In 2006, radiation levels detected in snails and other wildlife indicated the presence of dangerous amounts of radioactive material underground. In April 2008, two trenches containing debris and contaminated earth were discovered near the crash sites. American troops dug them in 1966, most likely in a last-minute effort to complete the cleanup before the mission ended. The U.S. government denied any wrongdoing.
Even when the U.S. began making payments to Spain shortly after the accident to help monitor the aftermath, it took no responsibility for loss of life or livelihood, let alone poisoning the land. When the agreement lapsed in 2009, their payments stopped. A new deal between the two countries seemed unlikely.
That, at least, has changed. On October 19, 2015, U.S. Secretary of State John Kerry and Spanish Foreign Minister José García-Margallo y Marfil signed a “statement of intent.” (full text here)
The United States of America and the Kingdom of Spain (hereinafter collectively the “Participants”) intend to cooperate in a program to further remediate the site of a radioactive accident near Palomares, Spain, and with that aim they intend to negotiate as soon as possible an agreement to establish the necessary activities, roles and responsibilities of each Participant in that remediation and disposal project.
When? Soon. Until then, here’s a fence to keep everyone safe. Happy 50th anniversary, Palomares Hydrogen Bomb Accident Day!
On June 20, 2016, the New York Times ran an article about the American servicemen ordered to do cleanup at the site with no protective gear. After fifty years, government records have been declassified, showing systemic negligence toward the servicemen put in harm’s way.
When urine tests taken during the cleanup showed alarmingly high concentrations of plutonium, the Air Force threw out the results as “clearly unrealistic.” Although its own report recommended it, there was no effort to do follow-up tests and the Air Force has kept the radiation tests out of the men’s files.
The Department of Veterans Affairs relies on the Air Force’s records, which maintain that there was no harmful radiation in Palomares. The result?

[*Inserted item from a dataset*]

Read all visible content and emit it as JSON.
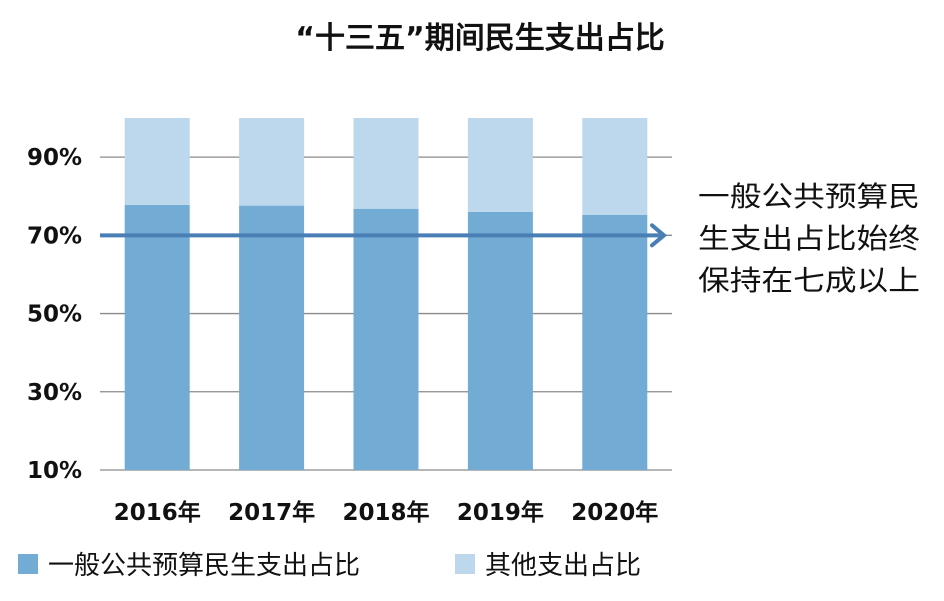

Veterans suffering multiple forms of cancer due to plutonium contamination are unable to receive full health care coverage; their claims are denied again and again.
Ronald R. Howell, 71, told the New York Times, “First they denied I was even there, then they denied there was any radiation.” Regarding a recent brain tumor removal, he said, “I submit a claim, and they deny. I submit appeal, and they deny. Now I’m all out of appeals. Pretty soon, we’ll all be dead and they will have succeeded at covering the whole thing up.”